Anil secured a loan of Rs 2,00,000. The interest is compounded semi-annually at an annual rate of 8%.
Anil repays Rs 10,320 at the end of the first year and settles the entire loan with a final payment at the end of the third year.
The total loan amount after the first year is calculated as:
\(200000 \times \frac{104}{100} \times \frac{104}{100} = 216320\)
Therefore, the outstanding loan amount after one year is Rs 216,320.
Anil repays Rs 10,320 at the conclusion of the first year. The revised outstanding balance is:
Outstanding balance = Rs 216,320 - Rs 10,320 = Rs 206,000.
Interest continues to accrue on the Rs 206,000 balance for the subsequent two years. The total amount after three years is computed as:
\(206000 \times \left(\frac{104}{100}\right)^4 = 240990.86\)
Consequently, the total amount due at the end of the third year is Rs 240,990.86.

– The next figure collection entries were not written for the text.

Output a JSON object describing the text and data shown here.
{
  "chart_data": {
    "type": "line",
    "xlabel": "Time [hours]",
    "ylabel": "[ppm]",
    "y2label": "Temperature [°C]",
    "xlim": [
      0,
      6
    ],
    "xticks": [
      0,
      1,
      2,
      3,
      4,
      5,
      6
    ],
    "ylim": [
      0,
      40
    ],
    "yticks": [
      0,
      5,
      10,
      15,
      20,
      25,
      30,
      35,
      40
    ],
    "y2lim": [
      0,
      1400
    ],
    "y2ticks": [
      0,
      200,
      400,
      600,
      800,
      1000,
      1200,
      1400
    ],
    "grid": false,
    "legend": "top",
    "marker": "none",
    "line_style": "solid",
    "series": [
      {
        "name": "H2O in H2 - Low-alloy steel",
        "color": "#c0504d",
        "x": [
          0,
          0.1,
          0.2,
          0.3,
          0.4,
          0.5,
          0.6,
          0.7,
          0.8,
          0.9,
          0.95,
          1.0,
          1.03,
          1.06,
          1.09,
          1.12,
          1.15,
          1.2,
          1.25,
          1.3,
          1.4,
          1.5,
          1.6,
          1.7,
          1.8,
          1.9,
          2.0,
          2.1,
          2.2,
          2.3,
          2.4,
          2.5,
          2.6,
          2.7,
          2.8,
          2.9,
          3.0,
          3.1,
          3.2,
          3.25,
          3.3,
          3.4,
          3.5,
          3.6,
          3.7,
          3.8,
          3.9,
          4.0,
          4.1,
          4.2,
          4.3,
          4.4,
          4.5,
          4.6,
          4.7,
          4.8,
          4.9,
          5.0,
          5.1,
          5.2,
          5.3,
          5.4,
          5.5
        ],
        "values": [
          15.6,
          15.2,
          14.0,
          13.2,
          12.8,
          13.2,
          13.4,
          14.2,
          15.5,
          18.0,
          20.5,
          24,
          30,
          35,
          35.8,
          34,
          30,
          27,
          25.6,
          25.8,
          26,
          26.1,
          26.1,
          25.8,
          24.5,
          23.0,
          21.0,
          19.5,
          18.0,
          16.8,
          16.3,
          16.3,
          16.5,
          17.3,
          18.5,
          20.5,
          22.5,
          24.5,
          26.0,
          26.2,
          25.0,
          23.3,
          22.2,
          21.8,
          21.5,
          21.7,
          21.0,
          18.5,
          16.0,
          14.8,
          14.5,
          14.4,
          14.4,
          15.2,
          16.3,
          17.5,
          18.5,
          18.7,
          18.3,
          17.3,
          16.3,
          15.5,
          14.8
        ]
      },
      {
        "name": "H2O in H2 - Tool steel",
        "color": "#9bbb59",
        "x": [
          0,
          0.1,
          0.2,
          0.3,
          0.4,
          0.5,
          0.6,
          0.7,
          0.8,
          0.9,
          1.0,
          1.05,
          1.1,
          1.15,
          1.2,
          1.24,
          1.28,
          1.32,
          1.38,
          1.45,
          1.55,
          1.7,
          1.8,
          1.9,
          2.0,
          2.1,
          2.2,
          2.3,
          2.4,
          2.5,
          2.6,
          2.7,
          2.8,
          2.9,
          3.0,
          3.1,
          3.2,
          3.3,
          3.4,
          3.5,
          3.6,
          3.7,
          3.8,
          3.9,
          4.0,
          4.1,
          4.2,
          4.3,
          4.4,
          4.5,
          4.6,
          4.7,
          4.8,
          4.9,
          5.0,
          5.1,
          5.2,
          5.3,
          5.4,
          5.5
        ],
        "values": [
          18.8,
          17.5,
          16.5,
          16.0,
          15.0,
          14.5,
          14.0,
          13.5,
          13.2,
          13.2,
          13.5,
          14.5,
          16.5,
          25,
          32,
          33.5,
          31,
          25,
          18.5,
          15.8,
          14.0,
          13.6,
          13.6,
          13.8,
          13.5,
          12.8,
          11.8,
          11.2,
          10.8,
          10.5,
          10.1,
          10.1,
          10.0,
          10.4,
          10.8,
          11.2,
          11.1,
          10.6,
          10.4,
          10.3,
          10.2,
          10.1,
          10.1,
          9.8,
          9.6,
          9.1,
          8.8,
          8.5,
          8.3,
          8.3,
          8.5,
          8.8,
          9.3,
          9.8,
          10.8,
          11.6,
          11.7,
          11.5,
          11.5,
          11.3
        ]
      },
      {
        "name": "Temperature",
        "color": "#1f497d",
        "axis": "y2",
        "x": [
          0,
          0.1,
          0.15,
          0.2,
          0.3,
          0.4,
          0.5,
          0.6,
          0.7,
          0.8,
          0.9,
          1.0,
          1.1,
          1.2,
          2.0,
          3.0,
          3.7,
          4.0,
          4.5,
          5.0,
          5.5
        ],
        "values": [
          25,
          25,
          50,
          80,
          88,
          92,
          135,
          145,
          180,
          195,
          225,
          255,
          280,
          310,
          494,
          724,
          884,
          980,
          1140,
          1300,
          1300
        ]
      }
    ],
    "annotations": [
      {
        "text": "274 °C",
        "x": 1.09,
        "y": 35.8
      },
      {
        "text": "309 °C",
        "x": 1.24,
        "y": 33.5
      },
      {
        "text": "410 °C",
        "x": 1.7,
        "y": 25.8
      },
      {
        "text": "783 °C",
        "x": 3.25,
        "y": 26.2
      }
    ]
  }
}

The interest accrued during the subsequent two years is:
\(240990.86 - 206000 = 34990.86\)
The total interest accumulated over the entire three-year period is the sum of the interest from the first year and the subsequent two years:
\(34990.86 + 16320 = 51311\)
The aggregate interest accumulated over the three-year period amounts to Rs 51,311.